The order under which Alhadeff will be knighted is named after Queen Isabella I of Castile – the same Queen Isabella who, together with her husband King Ferdinand II of Aragon, led the Spanish Inquisition and issued the Decree of the Alhambra, which expelled the Jews from Spain.
Alhadeff has spent much of his life deeply involved in his local Sephardic community. She remembers her grandparents, aunts and uncles speaking Ladino, or Judeo-Spanish, at home. She founded the Seattle Sephardic Network in 2013, which aims to bring cultural programs and events to the community and has resources for people seeking Spanish or Portuguese citizenship. Alhadeff’s husband, Joseph, also sits on the board of the Seattle Sephardic Network.
“When I go to Spain, I feel at home,” Alhadeff told the Seattle Times. When she signed her citizenship papers in 2016, she told The Times of Israel: “I kind of felt like I was following in my grandmother’s footsteps.
Only about a quarter of people who applied for Spanish citizenship through the 2015 law received it – 36,000 out of 153,000, in January. Portugal, which has a similar law, has naturalized 54,000 people, but since Russian oligarch Roman Abramovich was granted Portuguese citizenship through it, sparking controversy over the naturalization process earlier this year, the conditions for eligibility of the law have become stricter. Applicants now need an “effective link to Portugal”, such as a record of previous visits to the country or inheritance of property.
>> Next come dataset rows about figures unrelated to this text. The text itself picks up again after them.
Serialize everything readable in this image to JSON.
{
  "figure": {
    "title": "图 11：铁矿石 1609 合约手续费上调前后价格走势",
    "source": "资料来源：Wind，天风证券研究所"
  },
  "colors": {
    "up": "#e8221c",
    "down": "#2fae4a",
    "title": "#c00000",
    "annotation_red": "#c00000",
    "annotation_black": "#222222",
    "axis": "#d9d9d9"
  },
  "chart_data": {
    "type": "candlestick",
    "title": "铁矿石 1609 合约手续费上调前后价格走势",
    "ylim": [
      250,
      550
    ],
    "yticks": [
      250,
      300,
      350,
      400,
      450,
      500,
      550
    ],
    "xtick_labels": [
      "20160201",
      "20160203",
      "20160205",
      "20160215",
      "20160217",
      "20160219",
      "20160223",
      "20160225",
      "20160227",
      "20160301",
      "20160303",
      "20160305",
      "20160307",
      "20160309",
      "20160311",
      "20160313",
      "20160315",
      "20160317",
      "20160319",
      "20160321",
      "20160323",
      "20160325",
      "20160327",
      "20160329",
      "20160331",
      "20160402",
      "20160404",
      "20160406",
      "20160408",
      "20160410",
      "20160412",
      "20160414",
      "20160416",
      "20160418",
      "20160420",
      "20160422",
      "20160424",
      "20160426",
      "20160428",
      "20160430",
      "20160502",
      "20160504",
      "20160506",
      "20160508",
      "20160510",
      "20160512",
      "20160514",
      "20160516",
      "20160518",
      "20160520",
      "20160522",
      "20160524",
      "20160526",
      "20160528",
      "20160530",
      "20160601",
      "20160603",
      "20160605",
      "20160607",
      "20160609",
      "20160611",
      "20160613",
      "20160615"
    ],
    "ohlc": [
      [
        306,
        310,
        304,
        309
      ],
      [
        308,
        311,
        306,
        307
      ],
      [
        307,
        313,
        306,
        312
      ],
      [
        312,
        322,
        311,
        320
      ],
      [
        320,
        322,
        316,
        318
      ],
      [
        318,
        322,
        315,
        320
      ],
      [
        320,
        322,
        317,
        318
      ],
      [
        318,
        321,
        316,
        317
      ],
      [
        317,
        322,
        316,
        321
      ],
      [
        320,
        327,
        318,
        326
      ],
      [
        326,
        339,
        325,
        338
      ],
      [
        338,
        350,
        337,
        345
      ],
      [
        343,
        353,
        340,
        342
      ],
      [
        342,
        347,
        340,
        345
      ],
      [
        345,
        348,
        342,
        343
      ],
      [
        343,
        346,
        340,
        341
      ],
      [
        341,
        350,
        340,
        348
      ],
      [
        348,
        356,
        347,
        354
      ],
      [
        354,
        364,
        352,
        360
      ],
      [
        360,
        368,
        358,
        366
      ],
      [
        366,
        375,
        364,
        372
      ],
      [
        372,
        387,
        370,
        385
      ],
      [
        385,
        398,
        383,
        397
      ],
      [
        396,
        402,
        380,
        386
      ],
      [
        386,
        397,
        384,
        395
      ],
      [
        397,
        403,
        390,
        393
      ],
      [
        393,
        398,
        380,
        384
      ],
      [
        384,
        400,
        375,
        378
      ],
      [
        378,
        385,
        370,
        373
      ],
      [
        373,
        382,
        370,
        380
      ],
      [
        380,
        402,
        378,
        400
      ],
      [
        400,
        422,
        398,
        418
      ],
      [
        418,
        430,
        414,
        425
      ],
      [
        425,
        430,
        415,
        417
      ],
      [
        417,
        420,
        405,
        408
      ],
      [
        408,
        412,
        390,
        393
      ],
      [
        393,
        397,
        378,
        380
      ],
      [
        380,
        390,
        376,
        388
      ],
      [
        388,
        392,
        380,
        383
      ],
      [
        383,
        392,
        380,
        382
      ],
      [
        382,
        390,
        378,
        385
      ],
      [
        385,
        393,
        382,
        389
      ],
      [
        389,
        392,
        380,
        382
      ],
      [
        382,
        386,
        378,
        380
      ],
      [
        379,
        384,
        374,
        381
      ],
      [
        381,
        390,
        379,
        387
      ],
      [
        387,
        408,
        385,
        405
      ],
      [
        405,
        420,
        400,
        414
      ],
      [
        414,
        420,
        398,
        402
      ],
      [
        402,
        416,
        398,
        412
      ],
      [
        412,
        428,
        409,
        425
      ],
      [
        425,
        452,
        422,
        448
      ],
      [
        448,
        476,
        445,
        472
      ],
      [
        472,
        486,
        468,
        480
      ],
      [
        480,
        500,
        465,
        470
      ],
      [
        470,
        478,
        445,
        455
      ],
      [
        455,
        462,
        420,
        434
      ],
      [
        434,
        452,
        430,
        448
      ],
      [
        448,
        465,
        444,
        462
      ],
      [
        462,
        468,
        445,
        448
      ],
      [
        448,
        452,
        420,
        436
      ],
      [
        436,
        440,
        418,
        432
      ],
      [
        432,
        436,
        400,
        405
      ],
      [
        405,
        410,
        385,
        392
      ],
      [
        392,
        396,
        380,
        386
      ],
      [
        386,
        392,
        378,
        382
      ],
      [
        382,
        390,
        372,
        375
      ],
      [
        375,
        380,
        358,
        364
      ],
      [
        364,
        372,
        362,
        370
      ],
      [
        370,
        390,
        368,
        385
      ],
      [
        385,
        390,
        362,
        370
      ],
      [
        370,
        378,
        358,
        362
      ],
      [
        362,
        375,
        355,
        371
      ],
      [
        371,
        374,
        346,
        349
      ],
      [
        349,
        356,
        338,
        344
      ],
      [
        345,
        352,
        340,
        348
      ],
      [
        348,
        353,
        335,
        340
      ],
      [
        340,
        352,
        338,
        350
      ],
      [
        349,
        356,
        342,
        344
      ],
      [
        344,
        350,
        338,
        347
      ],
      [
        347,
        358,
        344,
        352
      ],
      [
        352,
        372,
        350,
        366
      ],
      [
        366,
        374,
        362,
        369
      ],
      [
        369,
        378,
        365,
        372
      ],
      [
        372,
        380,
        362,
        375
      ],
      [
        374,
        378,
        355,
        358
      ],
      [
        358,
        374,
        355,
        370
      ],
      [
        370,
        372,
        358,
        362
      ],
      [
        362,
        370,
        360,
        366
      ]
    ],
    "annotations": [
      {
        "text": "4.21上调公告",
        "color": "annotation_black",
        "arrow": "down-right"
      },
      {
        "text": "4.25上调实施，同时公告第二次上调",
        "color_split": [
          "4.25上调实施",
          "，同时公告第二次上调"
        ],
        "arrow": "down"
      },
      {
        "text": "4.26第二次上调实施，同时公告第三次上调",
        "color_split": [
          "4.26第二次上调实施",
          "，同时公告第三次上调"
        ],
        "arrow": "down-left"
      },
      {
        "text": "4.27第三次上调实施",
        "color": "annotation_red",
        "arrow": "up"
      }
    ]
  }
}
The process of applying for Spanish citizenship is long and complicated: those who apply must prove their Sephardic heritage and take tests on Spanish language, culture and values through the Cervantes Institute, which has only four sites. in the USA. Prospective citizens must also have their documents notarized in Spain.
Spain also temporarily suspended the application process last year over fears of fraud; the law requires parliamentary approval to reopen the process.
Seattle is home to approximately 5,000 Sephardic Jews, the third largest Sephardic population in the United States. The city’s Sephardic community now includes people from countries such as Morocco, Iran, the former Soviet Union, Israel and Mexico, but in the early years of the 20th century, Sephardic immigrants were mainly from turkish or rhodesli origin. Alhadeff’s grandmother, Dora Levy, was the first known Sephardic woman to come to Seattle, making the trip from Constantinople to Washington in 1906.